Politique

Argentine : Un nouveau ministre de l'Economie nommé pour remplacer l'artisan de l'accord sur la dette.

Argentine : Un nouveau ministre de l'Economie nommé  pour remplacer l'artisan de l'accord sur la dette.

Silvina Batakis, une économiste de 53 ans, a été nommée dimanche, ministre de l'économie, après la démission de Martin Guzman. Un signal probable de l'influence croissante du courant péroniste (gauche) dans le cap économique argentin.


Le président Alberto Fernandez (centre-gauche) a désigné Silvina Batakis, "une économiste renommée" qui a été ministre de l'Économie dans la province de Buenos Aires entre 2011 et 2015, a annoncé dans la soirée la porte-parole de la présidence sur son compte Twitter.

Le chef de l'Etat avait mené, toute la journée de dimanche, des consultations pour trouver un remplaçant à Martin Guzman, grand artisan de l'accord en mars sur la restructuration de la dette argentine avec le Fonds Monétaire International (FMI).

Guzman était salué pour avoir évité à l'Argentine, 3e économie d'Amérique latine, un défaut de paiement sur une dette record de près de 45 milliards de dollars envers le FMI, héritage d'un prêt contracté en 2018 par le précédent gouvernement du libéral Mauricio Macri.

Cependant, cet allié d'un retour en douceur à l'équilibre budgétaire chargé de "tranquiliser" l'économie, était régulièrement mis en cause par l'aile gauche de la coalition "Frente de Todos", la frange péroniste incarnée par l'influente et populaire Cristina Kirchner, vice-présidente du pays (et cheffe de l'État de 2007 à 2015). Elle réclame avec insistance un virage social, moins de déférence pour les grands équilibres macro-économiques, dans un pays qui compte 37% de pauvres.

Silvina Batakis était, dans l'importante province de Buenos Aires (15 millions d'habitants), la ministre de l'Economie du gouverneur et Daniel Scioli, un ex vice-président du chef de l'Etat Nestor Kirchner, et donc proche de son épouse Cristina.

La nomination de Batakis apparait don comme un signal de poids croissant du camp kirchnériste dans la coalition de centre-gauche au pouvoir à Buenos Aires, à un an et demi des élections présidentielles. Ces dernières années, Silvina Batakis était, au ministère de l'Intérieur, secrétaire chargée des provinces, en charge notamment de la délicate articulation de politiques publiques entre État et provinces.

Pour rappel, l'Argentine est un État fédéral, en matière d'allocation de ressources et de sécurité. Daniel Scioli, un autre kirchnériste qui a depuis quelques temps rejoint le gouvernement, au ministère du Développement productif, a apprécié en elle "une personne d'une grande qualité humaine et d'une formation professionnelle approfondie. Une travailleuse infatigable avec un grand sens des responsabilités et une expérience remarquable".

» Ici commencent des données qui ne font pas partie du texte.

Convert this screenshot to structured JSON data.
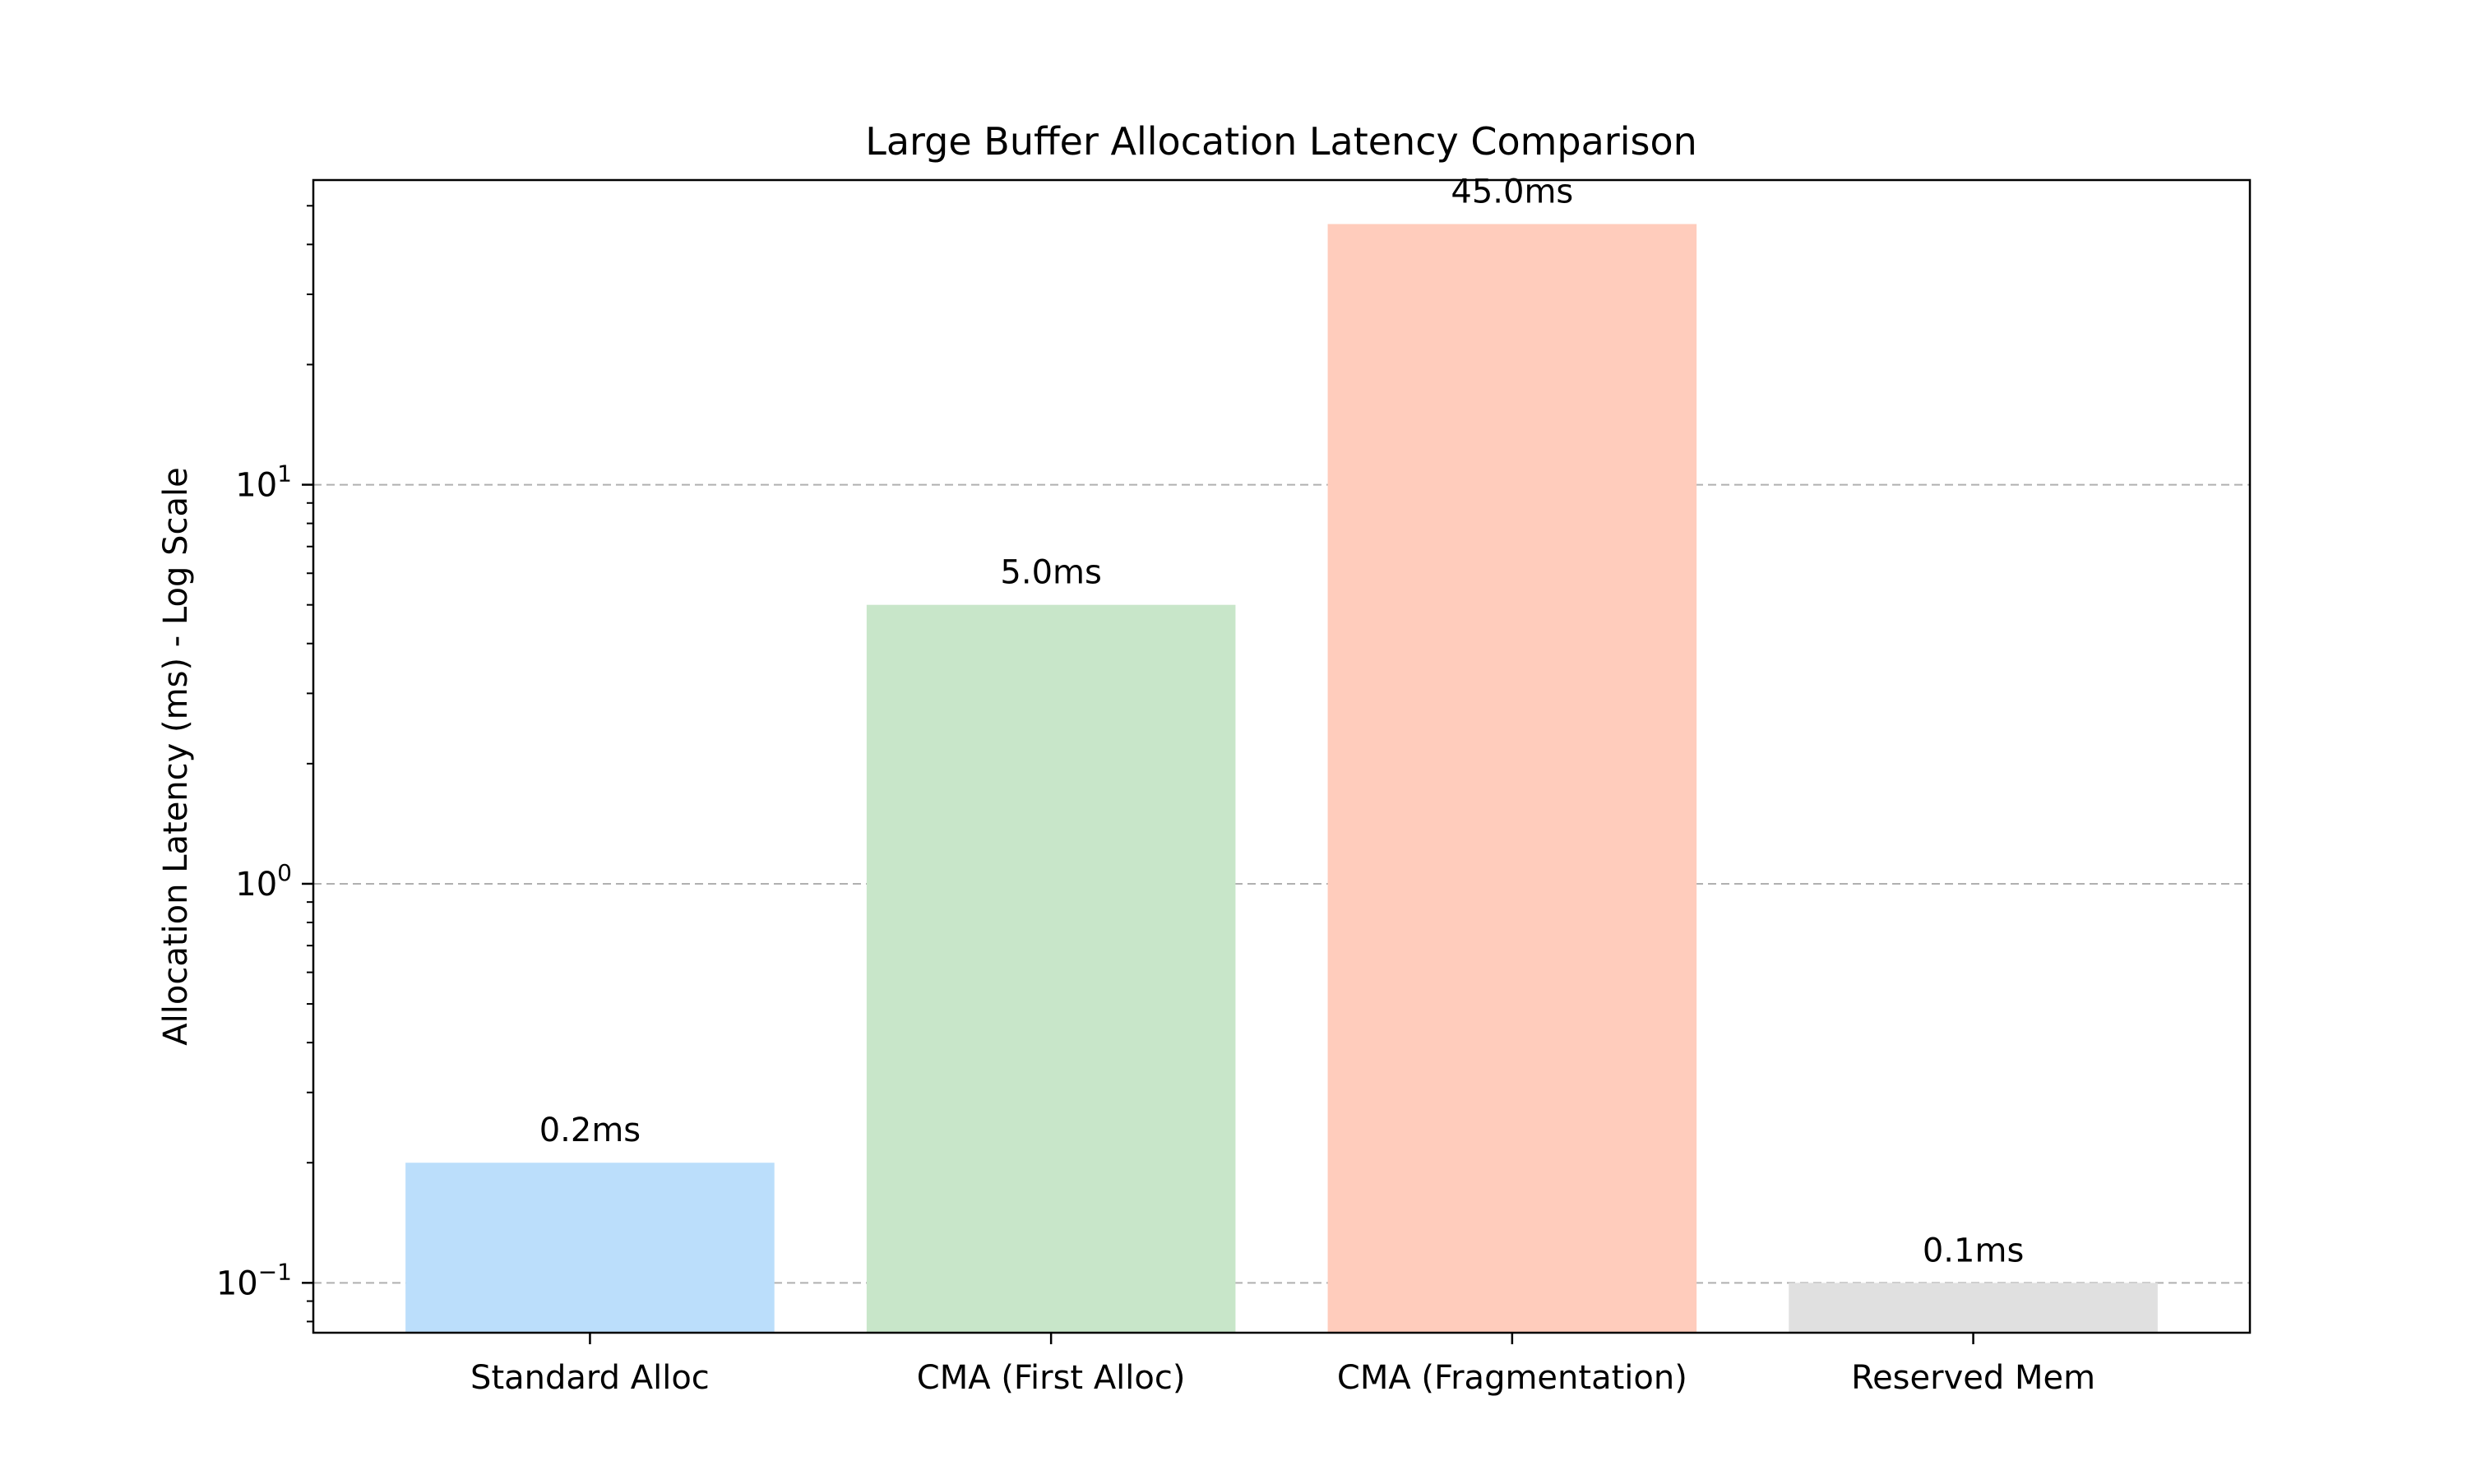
{
  "chart_data": {
    "type": "bar",
    "title": "Large Buffer Allocation Latency Comparison",
    "xlabel": "",
    "ylabel": "Allocation Latency (ms) - Log Scale",
    "yscale": "log",
    "ylim": [
      0.075,
      58
    ],
    "grid": "y-dashed",
    "categories": [
      "Standard Alloc",
      "CMA (First Alloc)",
      "CMA (Fragmentation)",
      "Reserved Mem"
    ],
    "values": [
      0.2,
      5.0,
      45.0,
      0.1
    ],
    "data_labels": [
      "0.2ms",
      "5.0ms",
      "45.0ms",
      "0.1ms"
    ],
    "colors": [
      "#bbdefb",
      "#c8e6c9",
      "#ffccbc",
      "#e0e0e0"
    ],
    "yticks": [
      {
        "value": 0.1,
        "base": "10",
        "exp": "−1"
      },
      {
        "value": 1,
        "base": "10",
        "exp": "0"
      },
      {
        "value": 10,
        "base": "10",
        "exp": "1"
      }
    ]
  }
}
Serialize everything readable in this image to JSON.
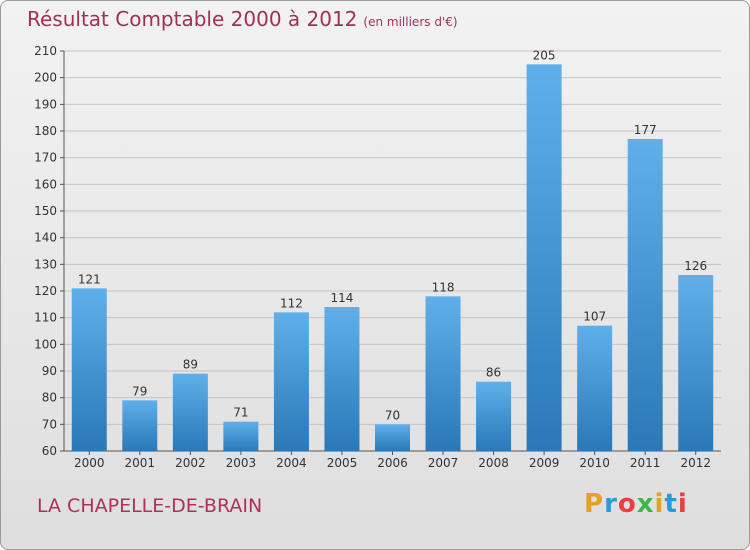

La pauvreté "se combat avec un État qui planifie et intervient, et avec une société qui l'impose comme finalité sociale", montre l'affiche d'accueil du compte Twitter de Batakis, qui met clairement en avant la fibre sociale de la nouvelle ministre, diplomée des finances publiques et d'économie de l'Environnement. Et, incidemment passionnée de football, de Boca Juniors.

Changement de cap macro-économique ? La réaction des marchés lundi devait être évidemment scrutée, comme le taux de change de la rue du dollar contre le peso (239 pour 1 dollar, contre 130 au taux officiel). Le peso s'est sans cesse fragilisé depuis un an, malgré l'accord avec le FMI, et la croissance post-Covid retrouvée (+10,3% en 2021).

Une question porte aussi sur son attitude vis-à-vis du FMI, pour qui "Guzman était un moindre mal", selon l'analyste politique de Carlos Fara. Pourtant, Cristina Kirchner n'a jamais caché sa réticence pour un accord sur la dette. Or si la ministre change, les termes de l'accord sur la dette, ils demeurent l'équilibre budgétaire à l'horizon 2025 (contre un déficit de 3% du PIB en 2021), et la réduction de subventions.

Silvina Batakis sera également très vite attendu, dès l'indice de juin dans 15 jours, confrontée à l'inflation têtue qui a eu raison de son prédecesseur : 29,3% depuis le début de l'année, 60,7% sur les douze derniers mois.

Un des premiers engagements de la nouvelle ministre pourrait être une réunion avec les créanciers du Club de Paris, une autre dette que Martin Guzman était parvenu à renégocier, dont la rencontre était cette semaine à l'agenda du ministre sortant.